Anu Vuolukka believes that the new customized RAI-system designed for children and young people with mental health problems will provide more possibilities in including and utilizing the support network.
– The new RAI challenges us to better utilize the young person's support network and it is included in the assessment. Some of the assessment questions are about early childhood for instance. If one part of the RAI assessment is of particular importance for the person but the assessment is not his/her own care taker's special field we hand it over to someone else who has that expertise. In doing so we utilize the multi-professionalism within our own organization to the fullest. In the future I hope to see more co-operation over organizational boundaries.
Anu Vuolukka has noticed that during the recent years society has started to recognize and acknowledge mental symptoms earlier and better than for instance a couple of years ago.
– The situation has changed. You can tell that from the fact that the average age of the people who come to our units has dropped. The symptoms are recognized better. I have noticed that Sähäkkä´s goal to rehabilitate a young person/young adult back to the environment in which he/she grew up sometimes raises question, especially in the field of Child Protective Services. We never think that the young ones who come to us will automatically stay in our care until they are of legal age.

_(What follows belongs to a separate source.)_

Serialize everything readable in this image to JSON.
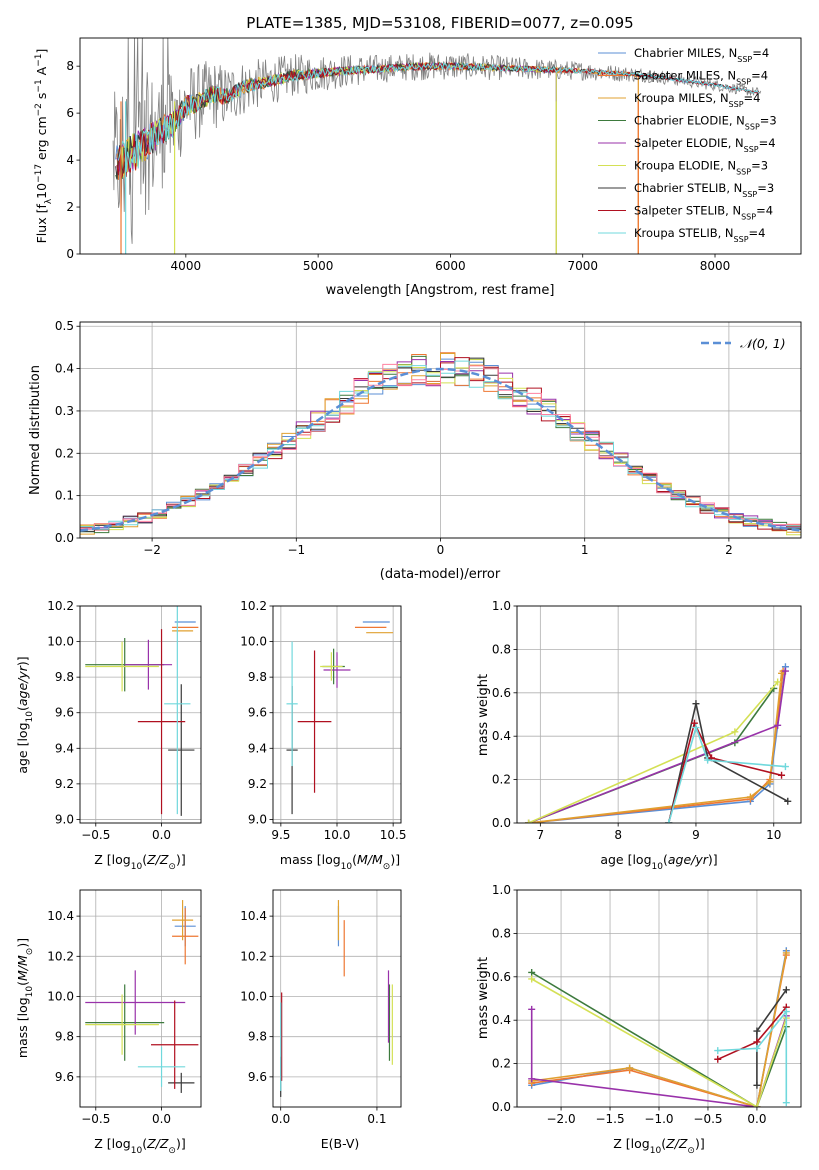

If the knots are undone earlier, the person can return to his/her environment at any point. But that doesn't mean that we wouldn't commit of taking care of the person also after being released.
– I believe in general that we need more people in child protective services who have specialized in different areas. Our unit in Oulainen was opened in April and already now we have 15 to 17 year olds in queue. Obviously not every child within Child protective services needs mental rehabilitation, but those who do need it don't benefit of being tossed from institutions to wards with the hope that they will make it.